Since you build a classification model, you shouldn’t use the outr1 after outr1, _ = self.lstm1(X_embed) for further processing. outr1 contains the last hidden states (last w.r.t. to the number of LSTM layers, in case you have more than one). This is why you have a shape of (batch_size, seq_len, hidden_size), in your case (1, 512, 128). While you can use outr1, you need to concatenate, average, maxpool, etc. first. As a first approach, I would suggest the following: change the line(s) to

outr1, (h, c) = self.lstm1(X_embed)
h = h[-1] 
xr = self.dropout(h)

h = h[-1] yields the last hidden state (last with respect to the number of time steps) and has a shape of (batch_size, hidden_size), in your case (1, 128). This is what you want and can push through the remaining Dropout and Linear layers down down to (1, 1)

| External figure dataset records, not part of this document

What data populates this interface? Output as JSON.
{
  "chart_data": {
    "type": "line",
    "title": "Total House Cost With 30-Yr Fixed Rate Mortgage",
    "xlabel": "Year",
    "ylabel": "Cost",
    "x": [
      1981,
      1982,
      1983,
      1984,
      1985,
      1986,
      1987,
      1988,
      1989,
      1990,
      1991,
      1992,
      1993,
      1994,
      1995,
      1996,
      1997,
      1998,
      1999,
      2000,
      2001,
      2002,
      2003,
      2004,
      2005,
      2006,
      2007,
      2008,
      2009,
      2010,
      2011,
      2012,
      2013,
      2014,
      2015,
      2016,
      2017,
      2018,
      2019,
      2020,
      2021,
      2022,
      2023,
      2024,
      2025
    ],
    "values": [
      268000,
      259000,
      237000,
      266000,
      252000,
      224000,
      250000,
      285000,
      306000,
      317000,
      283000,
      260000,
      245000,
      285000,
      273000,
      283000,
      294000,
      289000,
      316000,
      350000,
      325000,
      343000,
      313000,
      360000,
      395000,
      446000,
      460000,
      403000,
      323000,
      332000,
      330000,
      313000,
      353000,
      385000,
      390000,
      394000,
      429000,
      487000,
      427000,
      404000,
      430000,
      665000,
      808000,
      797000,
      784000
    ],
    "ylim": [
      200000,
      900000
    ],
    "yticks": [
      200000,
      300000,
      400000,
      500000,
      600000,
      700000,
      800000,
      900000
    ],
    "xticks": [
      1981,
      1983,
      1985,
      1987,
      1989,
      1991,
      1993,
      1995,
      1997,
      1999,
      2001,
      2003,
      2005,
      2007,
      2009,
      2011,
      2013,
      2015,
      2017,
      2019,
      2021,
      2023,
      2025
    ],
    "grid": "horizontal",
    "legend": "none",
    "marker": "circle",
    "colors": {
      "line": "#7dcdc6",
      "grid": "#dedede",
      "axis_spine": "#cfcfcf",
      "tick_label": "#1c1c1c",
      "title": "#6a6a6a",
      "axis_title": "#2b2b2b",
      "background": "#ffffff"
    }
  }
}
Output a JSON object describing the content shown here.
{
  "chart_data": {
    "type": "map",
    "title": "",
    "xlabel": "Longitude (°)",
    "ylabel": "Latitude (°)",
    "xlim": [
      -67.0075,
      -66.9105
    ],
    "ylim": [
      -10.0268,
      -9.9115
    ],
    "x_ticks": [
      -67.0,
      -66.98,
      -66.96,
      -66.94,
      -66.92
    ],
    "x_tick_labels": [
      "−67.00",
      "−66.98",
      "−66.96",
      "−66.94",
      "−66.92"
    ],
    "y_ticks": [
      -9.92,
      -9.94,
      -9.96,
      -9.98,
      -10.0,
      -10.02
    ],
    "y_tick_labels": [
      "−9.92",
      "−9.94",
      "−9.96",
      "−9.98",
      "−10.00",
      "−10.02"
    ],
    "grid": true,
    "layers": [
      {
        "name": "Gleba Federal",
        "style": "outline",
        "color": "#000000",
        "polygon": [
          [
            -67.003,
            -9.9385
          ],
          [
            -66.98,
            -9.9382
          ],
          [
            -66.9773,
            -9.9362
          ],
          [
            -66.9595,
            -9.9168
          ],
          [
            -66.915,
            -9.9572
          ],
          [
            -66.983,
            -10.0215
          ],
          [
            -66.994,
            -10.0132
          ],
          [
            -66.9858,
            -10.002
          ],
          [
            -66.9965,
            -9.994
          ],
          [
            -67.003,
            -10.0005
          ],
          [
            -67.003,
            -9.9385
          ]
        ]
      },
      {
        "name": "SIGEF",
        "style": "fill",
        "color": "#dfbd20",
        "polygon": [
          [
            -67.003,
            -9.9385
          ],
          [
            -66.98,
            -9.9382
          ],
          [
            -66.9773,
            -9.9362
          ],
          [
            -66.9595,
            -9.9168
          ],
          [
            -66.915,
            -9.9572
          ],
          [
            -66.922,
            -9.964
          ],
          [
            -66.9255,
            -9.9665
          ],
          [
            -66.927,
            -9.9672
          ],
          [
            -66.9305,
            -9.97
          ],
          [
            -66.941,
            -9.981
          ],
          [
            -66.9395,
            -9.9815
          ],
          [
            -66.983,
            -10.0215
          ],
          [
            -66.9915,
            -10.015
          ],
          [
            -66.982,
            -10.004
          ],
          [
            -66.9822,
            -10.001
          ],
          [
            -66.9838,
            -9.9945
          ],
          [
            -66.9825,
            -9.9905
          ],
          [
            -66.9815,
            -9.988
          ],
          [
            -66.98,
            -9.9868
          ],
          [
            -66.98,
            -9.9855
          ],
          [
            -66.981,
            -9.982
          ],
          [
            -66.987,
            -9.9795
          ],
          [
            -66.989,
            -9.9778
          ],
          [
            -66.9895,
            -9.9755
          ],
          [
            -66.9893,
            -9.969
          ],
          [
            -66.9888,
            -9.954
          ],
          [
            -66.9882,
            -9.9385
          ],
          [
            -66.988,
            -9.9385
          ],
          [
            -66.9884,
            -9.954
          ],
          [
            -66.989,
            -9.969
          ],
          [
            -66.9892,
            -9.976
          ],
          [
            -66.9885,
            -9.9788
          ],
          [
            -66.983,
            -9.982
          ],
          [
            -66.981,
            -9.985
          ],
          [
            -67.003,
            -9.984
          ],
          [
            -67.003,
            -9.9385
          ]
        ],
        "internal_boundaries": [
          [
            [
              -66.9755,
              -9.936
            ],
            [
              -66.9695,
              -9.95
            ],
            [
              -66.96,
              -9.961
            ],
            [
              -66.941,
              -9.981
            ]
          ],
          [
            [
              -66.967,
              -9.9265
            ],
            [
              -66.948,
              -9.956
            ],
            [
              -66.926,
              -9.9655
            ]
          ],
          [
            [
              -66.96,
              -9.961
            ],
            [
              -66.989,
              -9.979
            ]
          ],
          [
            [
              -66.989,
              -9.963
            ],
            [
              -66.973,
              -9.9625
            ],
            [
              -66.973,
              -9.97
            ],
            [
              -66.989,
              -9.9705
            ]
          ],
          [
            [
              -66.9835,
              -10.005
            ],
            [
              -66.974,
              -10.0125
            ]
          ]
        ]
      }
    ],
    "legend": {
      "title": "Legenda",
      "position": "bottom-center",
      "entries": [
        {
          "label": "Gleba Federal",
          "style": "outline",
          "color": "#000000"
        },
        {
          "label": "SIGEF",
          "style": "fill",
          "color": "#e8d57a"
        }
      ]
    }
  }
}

Apart from anything, why is you input sequence 512 items long, with most of them being 0 (I assume for padding)? Since you use a batch size of 1 anyway, you don’t need padding, and 512 is too long to properly learn a vanilla LSTM, I would argue.

Y_S_S · February 1, 2021, 2:49pm

Thanks a lot @vdw foR your detailed answer. It makes it much clearer now. I will implement the changes that you suggested.

Yes, it is for padding. I have a large data sample with some quite long sequences. I’ve used 200 sequences from that larger data to try to make sure that everything works well, before I start training the model on the actual data. And, the actual data does contain long sequences and that’s the reason behind padding and normalizing input data points, and converting them to 512.

I did not know that vanilla LSTMs would have hard time with sequences of larger length. I will try exploring other models like BERT etc.

Again, thank you for your comments, appreciate it. Would be glad to know if you have any more suggestions.